The reviews are mixed for this largely unrehearsed piece of theatre but it does the trick: around 3 weeks later a bunch of us are in Tokyo making the rest of our movie. I’m not saying you should always trust people you meet on the internet but it works out really well for us – our Japanese cast and crew turn out to be talented, hardworking and hospitable. We shoot almost all of the new storyline (also centred around a disappearance) in three and a half days, grabbing footage in an airport, convention centres, on bullet trains, by the Pacific Ocean and in dodgy bits of Shinjuku. For the first time it feels like directing is my full-time job.
By the end of the year the new material is edited, subtitled where appropriate and combined with the original Cardiffian bit. Just before Christmas we screen a work-in-progess cut of the extended film as part of the Japan-UK 150 series of events. It seems to go pretty well, and I promise everyone I’m just going to tinker with a few bits then sort out the final sound mix and picture grade. DONG! Welcome to YEAR FIVE.

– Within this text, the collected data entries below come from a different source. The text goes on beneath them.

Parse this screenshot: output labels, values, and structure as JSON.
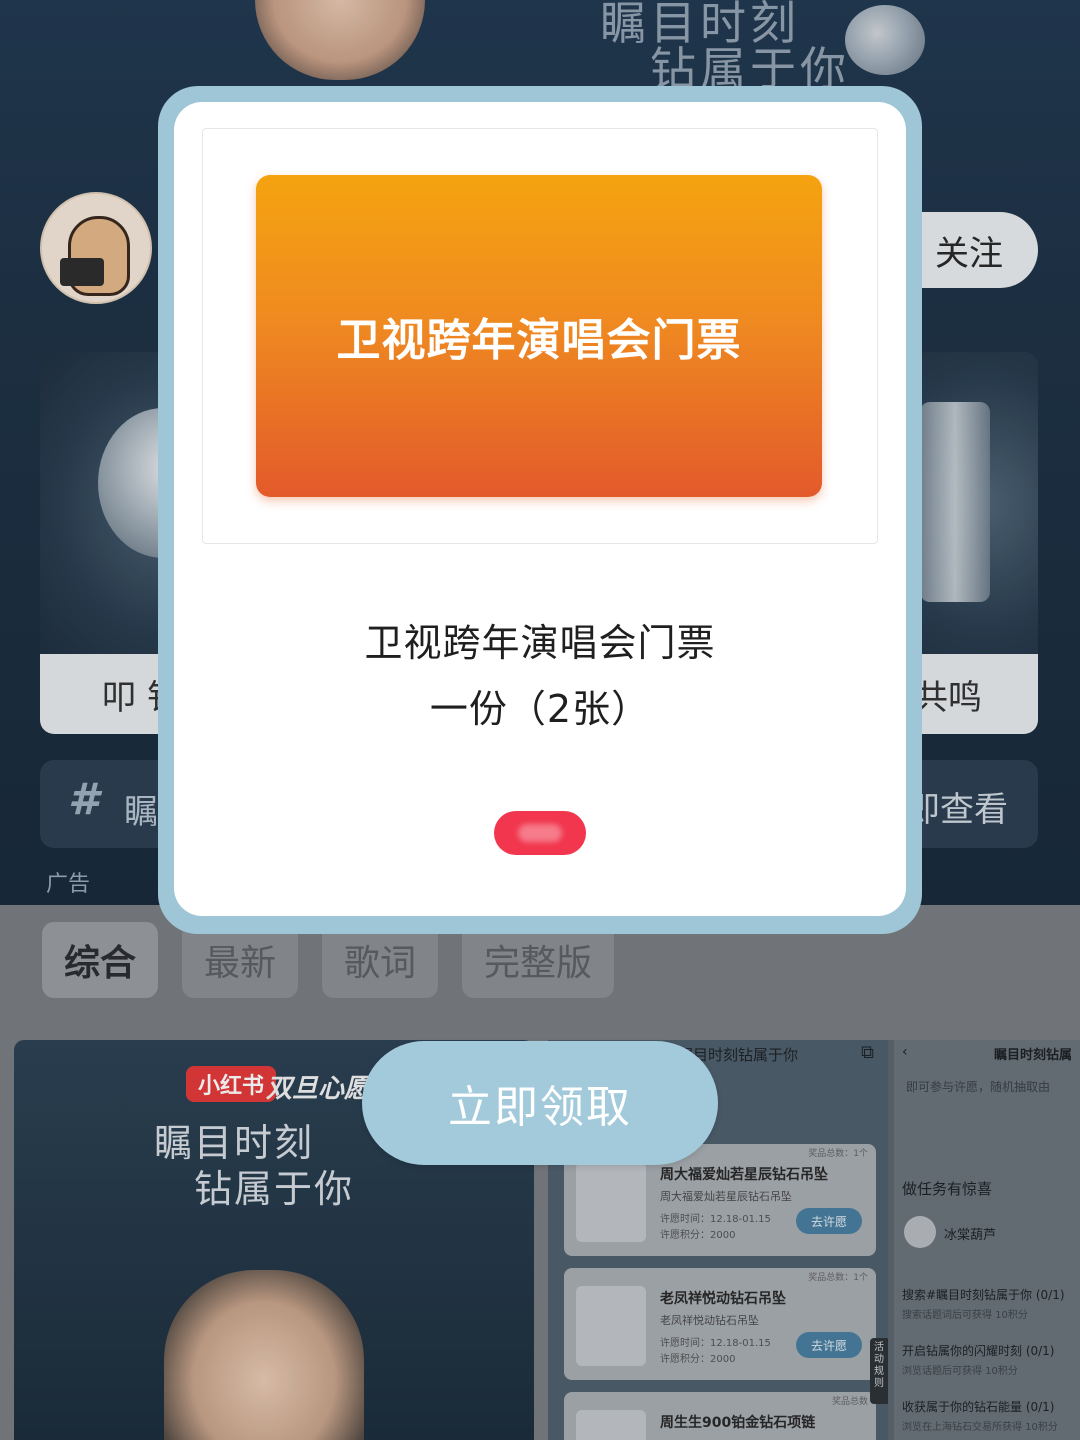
{
  "banner": {
    "slogan_line1": "瞩目时刻",
    "slogan_line2": "钻属于你"
  },
  "profile": {
    "follow_label": "关注"
  },
  "products": {
    "left_caption": "叩 钅",
    "right_caption": "共鸣"
  },
  "topic": {
    "text": "瞩",
    "action": "即查看"
  },
  "ad_label": "广告",
  "tabs": [
    {
      "label": "综合",
      "active": true
    },
    {
      "label": "最新",
      "active": false
    },
    {
      "label": "歌词",
      "active": false
    },
    {
      "label": "完整版",
      "active": false
    }
  ],
  "post_left": {
    "badge": "小红书",
    "event": "双旦心愿派对",
    "slogan_line1": "瞩目时刻",
    "slogan_line2": "钻属于你"
  },
  "post_right": {
    "title": "瞩目时刻钻属于你",
    "prizes": [
      {
        "name": "周大福爱灿若星辰钻石吊坠",
        "sub": "周大福爱灿若星辰钻石吊坠",
        "time": "许愿时间：12.18-01.15",
        "points": "许愿积分：2000",
        "button": "去许愿",
        "total": "奖品总数：1个"
      },
      {
        "name": "老凤祥悦动钻石吊坠",
        "sub": "老凤祥悦动钻石吊坠",
        "time": "许愿时间：12.18-01.15",
        "points": "许愿积分：2000",
        "button": "去许愿",
        "total": "奖品总数：1个"
      },
      {
        "name": "周生生900铂金钻石项链",
        "total": "奖品总数"
      }
    ],
    "rules_tab": "活动规则",
    "side": {
      "title": "瞩目时刻钻属",
      "note": "即可参与许愿，随机抽取由",
      "tasks_heading": "做任务有惊喜",
      "user": "冰棠葫芦",
      "tasks": [
        {
          "title": "搜索#瞩目时刻钻属于你 (0/1)",
          "sub": "搜索话题词后可获得 10积分"
        },
        {
          "title": "开启钻属你的闪耀时刻 (0/1)",
          "sub": "浏览话题后可获得 10积分"
        },
        {
          "title": "收获属于你的钻石能量 (0/1)",
          "sub": "浏览在上海钻石交易所获得 10积分"
        }
      ]
    }
  },
  "modal": {
    "ticket_title": "卫视跨年演唱会门票",
    "prize_name": "卫视跨年演唱会门票",
    "prize_qty": "一份（2张）",
    "claim_label": "立即领取",
    "frame_color": "#9fc6d6",
    "ticket_gradient": [
      "#f5a310",
      "#e35a2b"
    ],
    "pill_color": "#f1364d"
  }
}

Year Five grabs hold of me (metaphorically), shakes me hard (so to speak) and tells me as forcefully as he/she can: stop expecting the film industry to help you finish this film. While you wait patiently for meetings, callbacks and completion funding, camera technology is advancing, your hairline is retreating and your more entrepreneurial peers are cracking on with annoyingly fun-sounding projects. Oh, and Merry Christmas.
2011 is YEAR SIX. I turn 32 years old. I stop tinkering, adopt a triage-style approach to post-production, replace my wishlist soundtrack with licensable music and commit to a trailer. At the time of writing it looks like we’ll be in at least one cinema as a proper piece of programming before YEAR SEVEN. Fingers crossed. I have been wrong before.